November 10, 2020, the Apple M1 Chip processor was unveiled by the company in a recent company event.
It draws from significant improvements to the Apple A14 Bionic, a 64-bit ARM-based system-on-chip (SoC) design that was released in October 2020 for the iPad Air and iPhone 12.
MacBook Air, 13-inch MacBook Pro, and Mac Mini are also the first Macs to be equipped with this chip.
The M1 chip is an ARM architecture is designed specifically for the Mac that combines the use of multiple technologies on a single SoC unlike traditionally having multiple chips for the GPU/CPU, I/O, security, etc.
According to Johny Srouji, Apple’s senior vice president of Hardware Technologies. “When it comes to low-power silicon, M1 has the world’s fastest CPU core, the world’s fastest integrated graphics in a personal computer, and the amazing machine learning performance of the Apple Neural Engine…”. Two highlights to best analyze the M1 chip are the processing speed and its power efficiency.
• Speed: The 8-core CPU comprises of four high performance and four high-efficiency cores with a 5‑nanometer processor, giving it up to 3.5 times faster CPU performance per watt, 15 times faster machine learning performance, and acclaimed by Apple to be the world’s fastest CPU cores.
Multiple tests reveal some level of accuracy to this claim when compared to previous Macs designed with various processor types.
• Power Efficiency: With two times increase in CPU performance, power usage is at an even reduced rate of 25% of the power.

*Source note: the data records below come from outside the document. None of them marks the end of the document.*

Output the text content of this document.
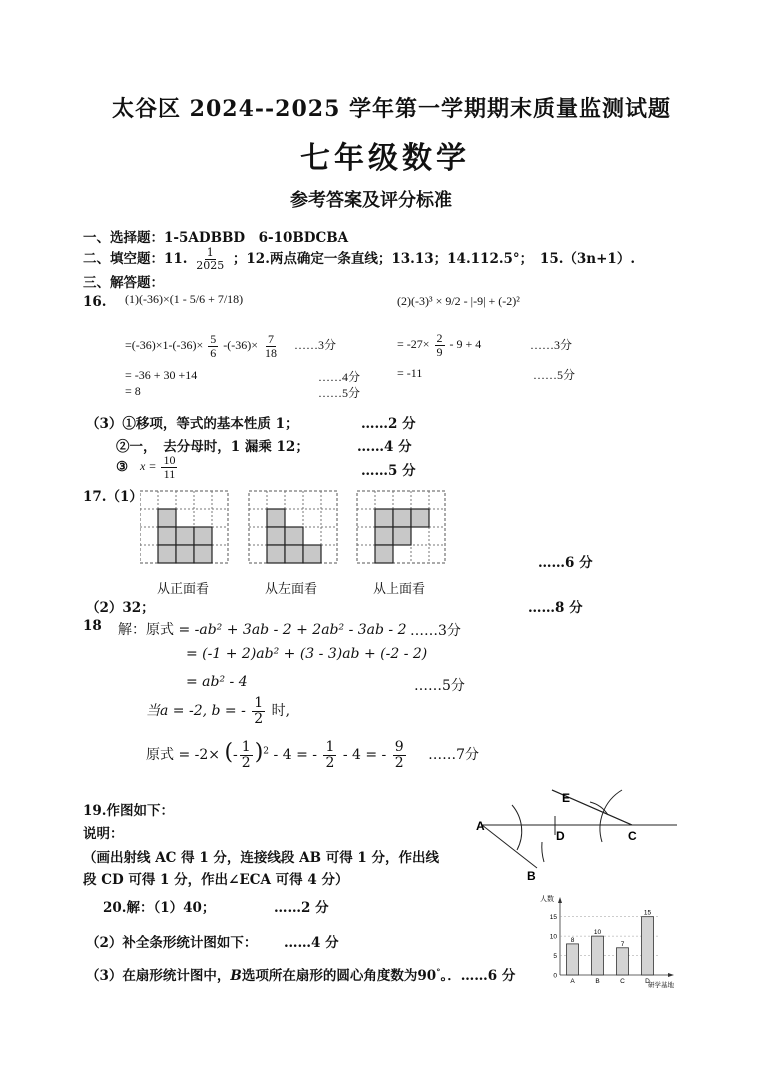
太谷区 2024--2025 学年第一学期期末质量监测试题
七年级数学
参考答案及评分标准
一、选择题：1-5ADBBD　6-10BDCBA
二、填空题：11. $\frac{1}{2025}$ ；12.两点确定一条直线；13.13；14.112.5°；　15.（3n+1）.
三、解答题：
16. (1)(-36)×(1 - 5/6 + 7/18)
$=(-36)\times 1-(-36)\times \frac{5}{6} -(-36)\times \frac{7}{18}$ ……3分
= -36 + 30 +14	……4分
= 8	……5分
(2)(-3)³ × 9/2 - |-9| + (-2)²
= $-27\times \frac{2}{9} - 9 + 4$	……3分
= -11	……5分
（3）①移项，等式的基本性质 1；	……2 分
②一，　去分母时，1 漏乘 12；	……4 分
③ $x = \frac{10}{11}$	……5 分
17.（1）
从正面看	从左面看	从上面看
……6 分
（2）32；	……8 分
18 解：原式 = -ab² + 3ab - 2 + 2ab² - 3ab - 2 ……3分
= (-1 + 2)ab² + (3 - 3)ab + (-2 - 2)
= ab² - 4	……5分
当a = -2, b = - $\frac{1}{2}$ 时,
原式 = -2× (- $\frac{1}{2} )^2 - 4$ = - $\frac{1}{2} - 4$ = - $\frac{9}{2}$ ……7分
19.作图如下：
说明：
（画出射线 AC 得 1 分，连接线段 AB 可得 1 分，作出线
段 CD 可得 1 分，作出∠ECA 可得 4 分）
A
B
C
D
E
20.解：（1）40；	……2 分
（2）补全条形统计图如下： ……4 分
（3）在扇形统计图中，B选项所在扇形的圆心角度数为90°。．……6 分
人数
研学基地
0
5
10
15
8
A
10
B
7
C
15
D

The chip also allows for high-resolution photo editing while still preserving the battery life with twice the performance of its 8-core Graphics Processing Unit (GPU) to handle the most demanding tasks at only a 33% power consumption rate.
To further enhance the power management feature on the upgraded devices, is the macOS Big Sur that deploys AI to allocate lightweight and intense tasks between the M1 performance and efficiency cores.
Other Key Features of the M1 chip include:
• 5‑nanometer processor
• 16 billion transistors
• Unified memory with shared access across the entire system
• 16‑core Neural Engine design processing up to 11 trillion operations per second Riding on the capacity of the M1 chip, in order to accommodate apps that ran on previously used processors, the Rosetta 2 software enables a smooth transition for such apps to be used on the new ARM Macs.